Length of input_texts:  (30000,)
Length of target_texts: (30000,)


In [7]:
max_encoder_seq_length = max(len(line) for line in input_texts)
max_decoder_seq_length = max(len(line) for line in target_texts)

print('max length of input  sentences: %d' % (max_encoder_seq_length))
print('max length of target sentences: %d' % (max_decoder_seq_length))
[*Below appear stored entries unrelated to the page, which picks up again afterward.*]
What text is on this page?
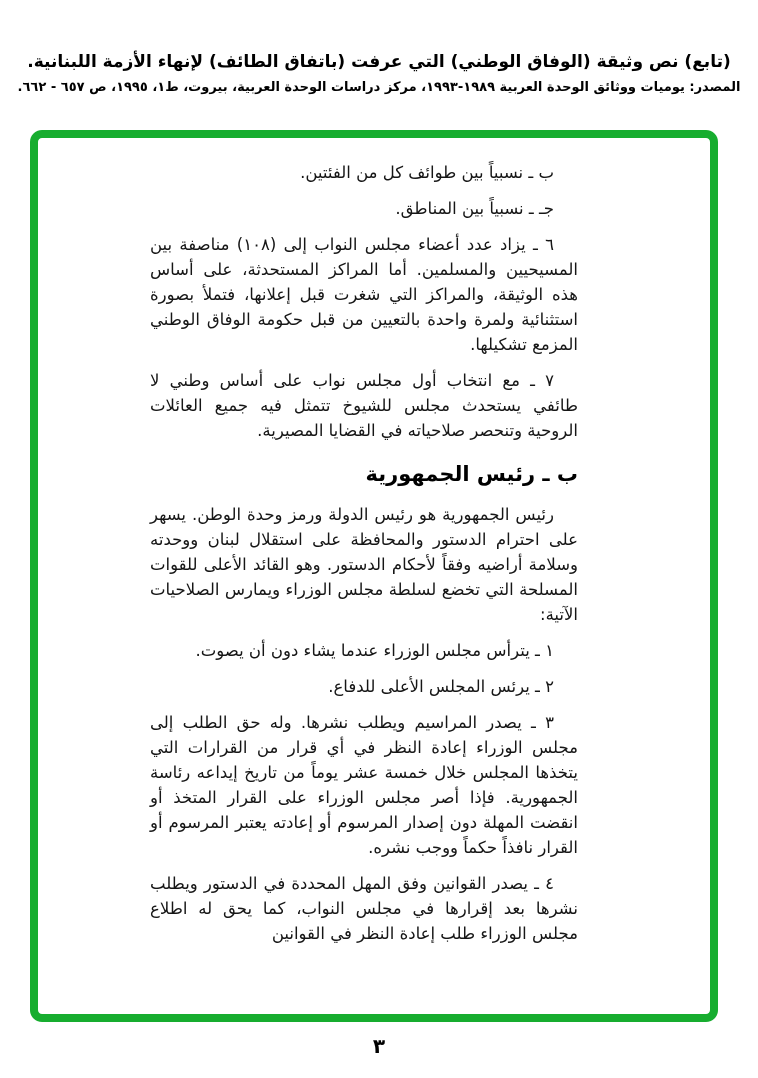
(تابع) نص وثيقة (الوفاق الوطني) التي عرفت (باتفاق الطائف) لإنهاء الأزمة اللبنانية.
المصدر: يوميات ووثائق الوحدة العربية ١٩٨٩-١٩٩٣، مركز دراسات الوحدة العربية، بيروت، ط١، ١٩٩٥، ص ٦٥٧ - ٦٦٢.

ب ـ نسبياً بين طوائف كل من الفئتين.

جـ ـ نسبياً بين المناطق.

٦ ـ يزاد عدد أعضاء مجلس النواب إلى (١٠٨) مناصفة بين المسيحيين والمسلمين. أما المراكز المستحدثة، على أساس هذه الوثيقة، والمراكز التي شغرت قبل إعلانها، فتملأ بصورة استثنائية ولمرة واحدة بالتعيين من قبل حكومة الوفاق الوطني المزمع تشكيلها.

٧ ـ مع انتخاب أول مجلس نواب على أساس وطني لا طائفي يستحدث مجلس للشيوخ تتمثل فيه جميع العائلات الروحية وتنحصر صلاحياته في القضايا المصيرية.

ب ـ رئيس الجمهورية

رئيس الجمهورية هو رئيس الدولة ورمز وحدة الوطن. يسهر على احترام الدستور والمحافظة على استقلال لبنان ووحدته وسلامة أراضيه وفقاً لأحكام الدستور. وهو القائد الأعلى للقوات المسلحة التي تخضع لسلطة مجلس الوزراء ويمارس الصلاحيات الآتية:

١ ـ يترأس مجلس الوزراء عندما يشاء دون أن يصوت.

٢ ـ يرئس المجلس الأعلى للدفاع.

٣ ـ يصدر المراسيم ويطلب نشرها. وله حق الطلب إلى مجلس الوزراء إعادة النظر في أي قرار من القرارات التي يتخذها المجلس خلال خمسة عشر يوماً من تاريخ إيداعه رئاسة الجمهورية. فإذا أصر مجلس الوزراء على القرار المتخذ أو انقضت المهلة دون إصدار المرسوم أو إعادته يعتبر المرسوم أو القرار نافذاً حكماً ووجب نشره.

٤ ـ يصدر القوانين وفق المهل المحددة في الدستور ويطلب نشرها بعد إقرارها في مجلس النواب، كما يحق له اطلاع مجلس الوزراء طلب إعادة النظر في القوانين

٣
max length of input  sentences: 29
max length of target sentences: 58


**Remark:** To this end, you have two lists of sentences: input_texts and target_texts

## 2. Text processing

### 2.1. Convert texts to sequences

- Input: A list of $n$ sentences (with max length $t$).
- It is represented by a $n\times t$ matrix after the tokenization and zero-padding.

In [8]:
from keras.preprocessing.text import Tokenizer
from keras.preprocessing.sequence import pad_sequences

# encode and pad sequences
def text2sequences(max_len, lines):
    tokenizer = Tokenizer(char_level=True, filters='')
    tokenizer.fit_on_texts(lines)
    seqs = tokenizer.texts_to_sequences(lines)
    seqs_pad = pad_sequences(seqs, maxlen=max_len, padding='post')
    return seqs_pad, tokenizer.word_index


encoder_input_seq, input_token_index = text2sequences(max_encoder_seq_length, 
                                                      input_texts)
decoder_input_seq, target_token_index = text2sequences(max_decoder_seq_length, 
                                                       target_texts)
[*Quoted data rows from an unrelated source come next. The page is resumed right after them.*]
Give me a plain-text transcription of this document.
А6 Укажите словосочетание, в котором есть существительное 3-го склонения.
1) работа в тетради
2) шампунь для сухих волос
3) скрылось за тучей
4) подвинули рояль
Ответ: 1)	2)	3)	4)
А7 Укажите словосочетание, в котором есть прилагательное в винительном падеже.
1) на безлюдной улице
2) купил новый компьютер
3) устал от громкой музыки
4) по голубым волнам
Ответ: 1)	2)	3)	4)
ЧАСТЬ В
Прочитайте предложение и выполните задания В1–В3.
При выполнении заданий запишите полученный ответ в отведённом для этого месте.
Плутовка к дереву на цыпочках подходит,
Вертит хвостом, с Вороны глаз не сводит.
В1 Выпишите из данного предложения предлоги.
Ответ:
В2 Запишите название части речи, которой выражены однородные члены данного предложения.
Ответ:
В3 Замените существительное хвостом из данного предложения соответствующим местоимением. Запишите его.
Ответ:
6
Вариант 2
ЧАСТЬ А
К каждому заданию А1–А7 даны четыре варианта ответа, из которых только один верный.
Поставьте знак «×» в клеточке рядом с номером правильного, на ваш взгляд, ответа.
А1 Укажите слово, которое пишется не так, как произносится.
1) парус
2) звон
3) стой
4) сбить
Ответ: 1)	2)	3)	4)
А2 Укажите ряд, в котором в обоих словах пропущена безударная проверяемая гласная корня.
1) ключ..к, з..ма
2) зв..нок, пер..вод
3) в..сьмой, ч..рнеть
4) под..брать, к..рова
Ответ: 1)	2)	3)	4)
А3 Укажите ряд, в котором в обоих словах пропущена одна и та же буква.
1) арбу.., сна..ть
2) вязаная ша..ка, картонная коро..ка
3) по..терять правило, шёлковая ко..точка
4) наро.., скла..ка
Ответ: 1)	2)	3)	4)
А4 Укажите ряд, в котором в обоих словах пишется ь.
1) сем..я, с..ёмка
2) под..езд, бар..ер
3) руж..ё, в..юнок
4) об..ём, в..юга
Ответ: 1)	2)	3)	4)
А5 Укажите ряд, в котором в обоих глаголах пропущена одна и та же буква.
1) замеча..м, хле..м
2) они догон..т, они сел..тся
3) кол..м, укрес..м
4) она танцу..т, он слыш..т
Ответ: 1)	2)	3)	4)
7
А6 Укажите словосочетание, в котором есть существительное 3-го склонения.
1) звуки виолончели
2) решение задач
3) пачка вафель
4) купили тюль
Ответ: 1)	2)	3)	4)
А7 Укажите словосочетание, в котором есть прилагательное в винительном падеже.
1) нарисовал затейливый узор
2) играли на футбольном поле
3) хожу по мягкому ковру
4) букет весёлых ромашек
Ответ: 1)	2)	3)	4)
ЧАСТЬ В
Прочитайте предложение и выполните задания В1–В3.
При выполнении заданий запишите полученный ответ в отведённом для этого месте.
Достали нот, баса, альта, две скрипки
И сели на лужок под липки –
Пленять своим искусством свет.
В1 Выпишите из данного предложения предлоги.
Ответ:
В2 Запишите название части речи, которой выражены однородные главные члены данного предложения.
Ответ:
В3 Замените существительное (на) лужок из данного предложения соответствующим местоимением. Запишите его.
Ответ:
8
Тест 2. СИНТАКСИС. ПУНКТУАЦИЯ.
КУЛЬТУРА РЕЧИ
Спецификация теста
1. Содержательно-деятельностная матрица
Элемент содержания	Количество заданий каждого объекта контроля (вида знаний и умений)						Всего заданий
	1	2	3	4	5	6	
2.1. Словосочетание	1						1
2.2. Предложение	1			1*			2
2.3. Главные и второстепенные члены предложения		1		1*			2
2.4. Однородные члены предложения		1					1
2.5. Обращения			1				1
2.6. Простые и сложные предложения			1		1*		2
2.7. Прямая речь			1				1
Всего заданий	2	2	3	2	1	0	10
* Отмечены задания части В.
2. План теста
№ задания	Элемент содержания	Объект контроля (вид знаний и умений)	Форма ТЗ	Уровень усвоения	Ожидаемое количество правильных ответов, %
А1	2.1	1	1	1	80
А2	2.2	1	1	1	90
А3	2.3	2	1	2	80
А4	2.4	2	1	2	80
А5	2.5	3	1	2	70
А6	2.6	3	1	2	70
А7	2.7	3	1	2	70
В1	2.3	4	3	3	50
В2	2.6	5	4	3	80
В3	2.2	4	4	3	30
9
print('shape of encoder_input_seq: ' + str(encoder_input_seq.shape))
print('shape of input_token_index: ' + str(len(input_token_index)))
print('shape of decoder_input_seq: ' + str(decoder_input_seq.shape))
print('shape of target_token_index: ' + str(len(target_token_index)))

Using TensorFlow backend.


shape of encoder_input_seq: (30000, 29)
shape of input_token_index: 27
shape of decoder_input_seq: (30000, 58)
shape of target_token_index: 29


In [9]:
num_encoder_tokens = len(input_token_index) + 1
num_decoder_tokens = len(target_token_index) + 1

print('num_encoder_tokens: ' + str(num_encoder_tokens))
print('num_decoder_tokens: ' + str(num_decoder_tokens))

num_encoder_tokens: 28
num_decoder_tokens: 30


In [10]:
print(input_token_index)

{' ': 1, 'e': 2, 'o': 3, 't': 4, 'i': 5, 'a': 6, 's': 7, 'n': 8, 'h': 9, 'r': 10, 'l': 11, 'd': 12, 'y': 13, 'm': 14, 'u': 15, 'w': 16, 'c': 17, 'g': 18, 'p': 19, 'k': 20, 'f': 21, 'b': 22, 'v': 23, 'j': 24, 'x': 25, 'z': 26, 'q': 27}


In [11]:
print(target_token_index)

{' ': 1, 'e': 2, 'n': 3, 'i': 4, 't': 5, 'a': 6, 'o': 7, '\t': 8, '\n': 9, 'r': 10, 'd': 11, 's': 12, 'k': 13, 'l': 14, 'h': 15, 'm': 16, 'g': 17, 'j': 18, 'u': 19, 'w': 20, 'b': 21, 'v': 22, 'z': 23, 'p': 24, 'f': 25, 'c': 26, 'y': 27, 'x': 28, 'q': 29}


**Remark:** To this end, the input language and target language texts are converted to 2 matrices. 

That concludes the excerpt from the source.